El cierre contable mensual es una actividad fundamental para cualquier empresa, ya que permite verificar que todas las operaciones del período hayan sido registradas correctamente y que la información financiera refleje la realidad del negocio. Un proceso ordenado no solo facilita el cumplimiento de las obligaciones tributarias ante la SUNAT, sino que también proporciona datos confiables para evaluar el desempeño de la empresa y tomar mejores decisiones.
Una de las primeras recomendaciones es registrar oportunamente todas las operaciones realizadas durante el mes. Las ventas, compras, pagos, cobros y demás movimientos deben contabilizarse de forma completa y dentro del período que corresponde. De esta manera, se evita que la información financiera presente omisiones o inconsistencias que puedan afectar las declaraciones tributarias.
Asimismo, es importante realizar la conciliación bancaria. Comparar los registros contables con los estados de cuenta emitidos por las entidades financieras permite detectar diferencias, errores de registro o movimientos pendientes de contabilizar. Esta práctica fortalece el control del efectivo y reduce el riesgo de observaciones futuras.
Otro aspecto que no debe pasarse por alto es la revisión de las cuentas por cobrar y por pagar. Verificar que los saldos sean correctos ayuda a mantener un adecuado control de la liquidez de la empresa y facilita el seguimiento de clientes y proveedores.
En las empresas que manejan inventarios, resulta recomendable contrastar periódicamente las existencias físicas con los registros contables. Este procedimiento permite identificar faltantes, sobrantes o diferencias que podrían afectar tanto los estados financieros como la determinación de los impuestos.
Antes de presentar las declaraciones tributarias, también es conveniente revisar el registro de compras y ventas, validar los libros electrónicos y registrar los ajustes necesarios, como depreciaciones o provisiones.

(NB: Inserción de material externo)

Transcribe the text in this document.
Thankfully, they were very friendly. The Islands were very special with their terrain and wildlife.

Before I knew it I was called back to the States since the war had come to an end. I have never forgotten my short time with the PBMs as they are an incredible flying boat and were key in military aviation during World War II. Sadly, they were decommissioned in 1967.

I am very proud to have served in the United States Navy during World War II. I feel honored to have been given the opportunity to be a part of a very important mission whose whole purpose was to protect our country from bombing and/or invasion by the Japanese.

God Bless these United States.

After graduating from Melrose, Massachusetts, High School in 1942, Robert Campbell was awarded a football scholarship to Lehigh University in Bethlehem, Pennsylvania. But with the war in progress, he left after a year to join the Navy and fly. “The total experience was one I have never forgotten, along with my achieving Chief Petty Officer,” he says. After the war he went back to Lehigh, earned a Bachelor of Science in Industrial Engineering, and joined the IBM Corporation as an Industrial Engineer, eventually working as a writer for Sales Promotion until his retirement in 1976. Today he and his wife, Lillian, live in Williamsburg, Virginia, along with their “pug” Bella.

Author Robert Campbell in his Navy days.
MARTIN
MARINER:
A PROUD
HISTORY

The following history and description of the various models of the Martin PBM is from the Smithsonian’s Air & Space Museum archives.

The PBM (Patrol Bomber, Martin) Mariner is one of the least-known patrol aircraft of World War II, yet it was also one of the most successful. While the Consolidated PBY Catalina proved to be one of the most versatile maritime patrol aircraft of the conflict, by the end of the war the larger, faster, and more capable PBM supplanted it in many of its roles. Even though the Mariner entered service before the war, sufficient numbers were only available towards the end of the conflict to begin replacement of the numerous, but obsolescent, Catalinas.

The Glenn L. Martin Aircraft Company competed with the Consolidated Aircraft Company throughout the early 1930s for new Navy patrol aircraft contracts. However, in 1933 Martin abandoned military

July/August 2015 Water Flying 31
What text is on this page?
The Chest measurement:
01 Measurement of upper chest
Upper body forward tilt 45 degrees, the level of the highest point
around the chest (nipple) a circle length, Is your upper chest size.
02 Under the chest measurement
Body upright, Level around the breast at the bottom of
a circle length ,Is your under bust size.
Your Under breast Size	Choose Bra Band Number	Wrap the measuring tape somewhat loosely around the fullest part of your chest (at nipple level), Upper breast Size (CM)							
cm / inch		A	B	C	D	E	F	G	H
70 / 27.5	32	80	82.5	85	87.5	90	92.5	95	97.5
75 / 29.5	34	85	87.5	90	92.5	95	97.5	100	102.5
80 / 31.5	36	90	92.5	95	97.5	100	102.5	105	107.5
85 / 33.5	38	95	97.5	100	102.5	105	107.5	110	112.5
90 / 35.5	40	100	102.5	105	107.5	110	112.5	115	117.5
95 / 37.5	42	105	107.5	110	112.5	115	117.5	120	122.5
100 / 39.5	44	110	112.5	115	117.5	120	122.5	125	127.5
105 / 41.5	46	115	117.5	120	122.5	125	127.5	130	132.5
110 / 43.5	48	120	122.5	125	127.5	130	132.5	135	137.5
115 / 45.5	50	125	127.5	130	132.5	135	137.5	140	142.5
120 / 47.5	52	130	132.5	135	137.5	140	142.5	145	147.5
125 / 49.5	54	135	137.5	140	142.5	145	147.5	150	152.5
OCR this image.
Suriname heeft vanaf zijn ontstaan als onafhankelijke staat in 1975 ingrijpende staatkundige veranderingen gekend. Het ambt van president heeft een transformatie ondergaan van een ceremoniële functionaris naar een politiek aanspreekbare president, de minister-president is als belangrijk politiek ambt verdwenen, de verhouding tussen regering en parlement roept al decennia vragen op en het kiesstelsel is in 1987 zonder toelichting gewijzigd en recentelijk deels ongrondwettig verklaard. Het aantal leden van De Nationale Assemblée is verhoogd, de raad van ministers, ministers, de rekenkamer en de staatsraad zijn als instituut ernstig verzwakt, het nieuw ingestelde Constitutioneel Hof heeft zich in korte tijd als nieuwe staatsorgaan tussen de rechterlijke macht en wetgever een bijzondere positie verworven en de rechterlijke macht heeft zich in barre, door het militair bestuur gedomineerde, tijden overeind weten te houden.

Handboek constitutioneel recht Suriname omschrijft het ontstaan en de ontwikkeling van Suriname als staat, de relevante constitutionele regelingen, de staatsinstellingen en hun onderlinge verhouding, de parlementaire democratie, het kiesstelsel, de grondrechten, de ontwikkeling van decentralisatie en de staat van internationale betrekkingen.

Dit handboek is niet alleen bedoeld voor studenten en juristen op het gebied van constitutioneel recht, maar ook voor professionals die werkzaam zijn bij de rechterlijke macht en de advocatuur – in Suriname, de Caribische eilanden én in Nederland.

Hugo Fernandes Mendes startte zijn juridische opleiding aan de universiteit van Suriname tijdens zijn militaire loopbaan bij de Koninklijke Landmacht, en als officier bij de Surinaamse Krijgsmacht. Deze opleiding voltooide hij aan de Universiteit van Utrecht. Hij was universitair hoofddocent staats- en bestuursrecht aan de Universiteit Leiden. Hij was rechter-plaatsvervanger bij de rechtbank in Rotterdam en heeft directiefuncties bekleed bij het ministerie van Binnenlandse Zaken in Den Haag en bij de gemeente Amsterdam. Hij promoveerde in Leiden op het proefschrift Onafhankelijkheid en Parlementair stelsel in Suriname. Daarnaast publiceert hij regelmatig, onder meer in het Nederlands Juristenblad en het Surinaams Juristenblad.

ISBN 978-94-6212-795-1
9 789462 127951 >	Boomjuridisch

Estas revisiones reducen la posibilidad de cometer errores que posteriormente obliguen a rectificar declaraciones o atender requerimientos de la administración tributaria.
Finalmente, elaborar una lista de verificación o checklist para el cierre mensual ayuda a estandarizar el proceso y evita que alguna actividad importante quede pendiente. Este tipo de herramientas mejora la organización del trabajo y hace que el cierre sea más rápido y eficiente.
En conclusión, un cierre contable mensual bien ejecutado no solo permite cumplir con las obligaciones tributarias, sino que también contribuye a una mejor gestión financiera. Adoptar estas buenas prácticas ayudará a reducir errores, optimizar procesos y disponer de información confiable para la toma de decisiones.